= Hip-Hip and Hurrah =

2011–2013 Polish comedy/educational animated series

Hip-Hip and Hurrah (Polish - Hip-Hip i Hurra) is a 2011–2013 Polish award-winning comedy/educational animated series created by Elżbieta Wąsik and produced by the biggest Polish animated studio Studio Miniatur Filmowych and Filmograf company. Series premier at the Polish TV station Kino Polska and is currently airing at TVP ABC and JimJam. Outside of Poland the series also aired on Argentina's TV Pakapaka (the show is known in Argentina as Hip Hip Hurra), Romania, Portugal and Italy. The cast included Grzegorz Kwiecień, Krzysztof Szczerbiński, Joanna Pach and famous Polish celebrity actor Jarosław Boberek as the voices for various secondary characters, most notably Peacock and Hummingbird. Most episodes were written by Elżbieta Wąsik, Maciej Kur and Marcin Graj (who also voiced Hip-Hip in the second season). The series consists of 26 episodes.

== Overview ==
The show is set in a world of talking animals who live like humans. The stories focus on the adventures of a detective duo; Hip-Hip (a pink hippopotamus) and his assistant Hurrah (a purple weasel). The names Hip-Hip and Hurrah may stem from the common English expression: hip hip hooray.
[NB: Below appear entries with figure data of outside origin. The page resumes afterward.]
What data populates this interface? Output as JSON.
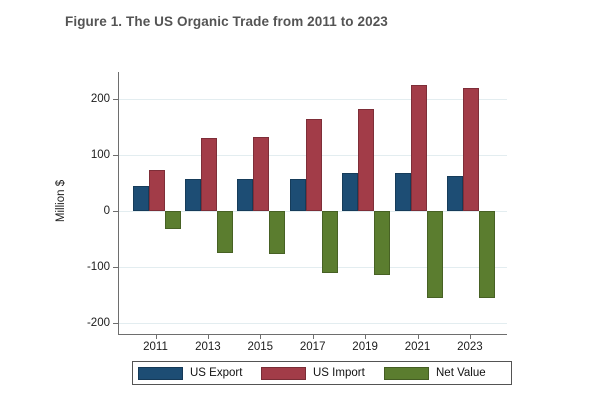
{
  "page": {
    "title": "Figure 1. The US Organic Trade from 2011 to 2023"
  },
  "chart_data": {
    "type": "bar",
    "title": "Figure 1. The US Organic Trade from 2011 to 2023",
    "categories": [
      "2011",
      "2013",
      "2015",
      "2017",
      "2019",
      "2021",
      "2023"
    ],
    "series": [
      {
        "name": "US Export",
        "color": "#1d4d74",
        "values": [
          45,
          58,
          57,
          57,
          68,
          68,
          63
        ]
      },
      {
        "name": "US Import",
        "color": "#a23c48",
        "values": [
          73,
          131,
          132,
          165,
          183,
          225,
          220
        ]
      },
      {
        "name": "Net Value",
        "color": "#5b7d2f",
        "values": [
          -33,
          -75,
          -77,
          -110,
          -115,
          -155,
          -155
        ]
      }
    ],
    "xlabel": "",
    "ylabel": "Million $",
    "yticks": [
      200,
      100,
      0,
      -100,
      -200
    ],
    "ylim": [
      -220,
      248
    ],
    "grid": true,
    "legend_position": "bottom",
    "colors": {
      "gridline": "#e3edf0",
      "axis": "#6e6e6e",
      "title_text": "#545454",
      "tick_text": "#1c1c1c"
    }
  }
}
In each episode, the heroes try to solve a mystery that usually concludes with an environmental message for the children, such as how rainbow is created, how children are born, how the flowers feed, where do clouds come from, or simply with habits and nature of particular animals. One episode deals with optical perspective. All animal characters on the show appear to operate by very silly logic (similar to that of Winnie-the-Pooh) and are usually puzzled by the most basic phenomena.
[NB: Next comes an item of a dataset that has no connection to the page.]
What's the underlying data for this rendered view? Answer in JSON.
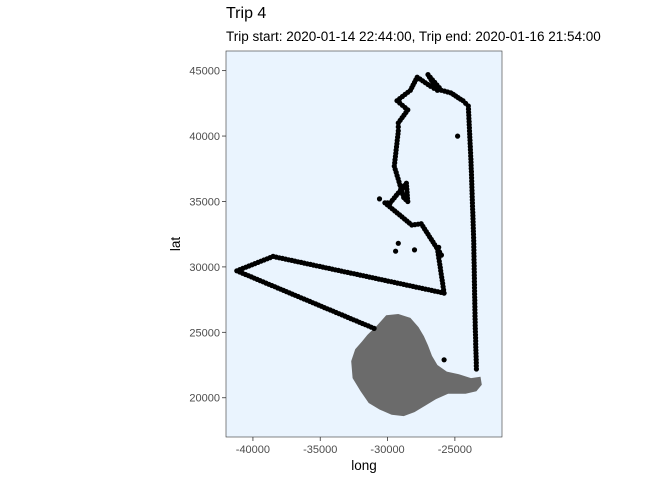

While the series is intended for very young children, it often includes humor intended for adults as well. The style of animation is simple but very artistic.

Many episodes have a subplot that is unrelated to the main mystery. Other episodes have twists on the usual formula – for example in one episode Hip-Hip and Hurra solve the mystery behind a series of crimes early on (as a meta-joke even the end credits start rolling). However, the thief, who turns out to be a magpie, claims she is not responsible for the crimes she committed, and the animals put her on a trial with Hip-Hip as the judge. In the end, they all learn that the magpie's actions (stealing shiny objects) were strictly motivated by her instincts, so she can't be punished for her "crimes".

== Characters ==

- Hip-Hip ("Hip" for short) - the main hero, a detective. He is somewhat competent and clumsy at the same time. He has a big crush on Rose but is usually incredibly shy about it. He is bold, fat and eats a lot. He considers himself a master of disguise but they often don't work as well as he was hoping. Most animals in town consider him an authority figure because of all the cases he has solved. He also has a twin sister named Hopla.
- Hurra - Hip-Hip's assistant, a purple, energetic weasel. While often clueless and a bit wacky he usually tries his best to help Hip-Hip solve the mystery. While Hip-Hip usually gets annoyed with him they appear to bond pretty well. Unlike Hip, Hurra isn't shy when it comes to romance.
- Rose the Giraffe - Hip's next-door neighbor who speaks with a French accent. She is very kind and is a professional painter (she paints with her tail). She is a very popular artist as all animals in town appear to be fans of her art. She's Hip-Hip's love interest and appears to have some admiration for him as well. She also work as a nurse.
- Auntie Hen - Hip's landlady. She sometimes serves as the voice of wisdom.
- Misia (Missy) - An ant who lives in Hip-Hip's front packet and is his apprentice. She assists the heroes in some adventures, usually serving as a spy. Despite her ambition, she is very lazy and falls asleep very easily.
- Peacock - narcissistic and obsessed with his tail (which makes an umbrella-like sound each time it opens). He works at the local TV station "Ćwir TV" ("Tweet TV") and is a big celebrity in town.
- Kinga - an attractive mail lady kangaroo and Hurra's girlfriend. She is sweet but very eccentric. Despite being an adult, she lives with her imaginary friend, a flower named Adelka, and usually spends her free time entertaining her.
- Hummingbird - small but aggressive wise guy with an over the top groveling voice which is a parody of Polish actor Witold Pyrkosz.
- The Bear Family - A family of brown bears (depicted as stereotypical people from Praga) who appear once in a while as comedic relief. The family consist of Mr. Bear, his wife and, an adult son referred to as "Synek" ("Sonny Boy") as well three cousins: a polar bear, a sloth bear (who's a dancer from India) and a panda from China.
- Crane - A bank owner and Hip's friend. He panics a lot and easily gets paranoid.
- Gorilla - Another of Hip's friends who loves to drive his scooter. He has a wife and a small child who was born in episode 6.
- Squirrel - She loves to gossip, spread rumors and is often seen spying to see what other animals are doing in their houses.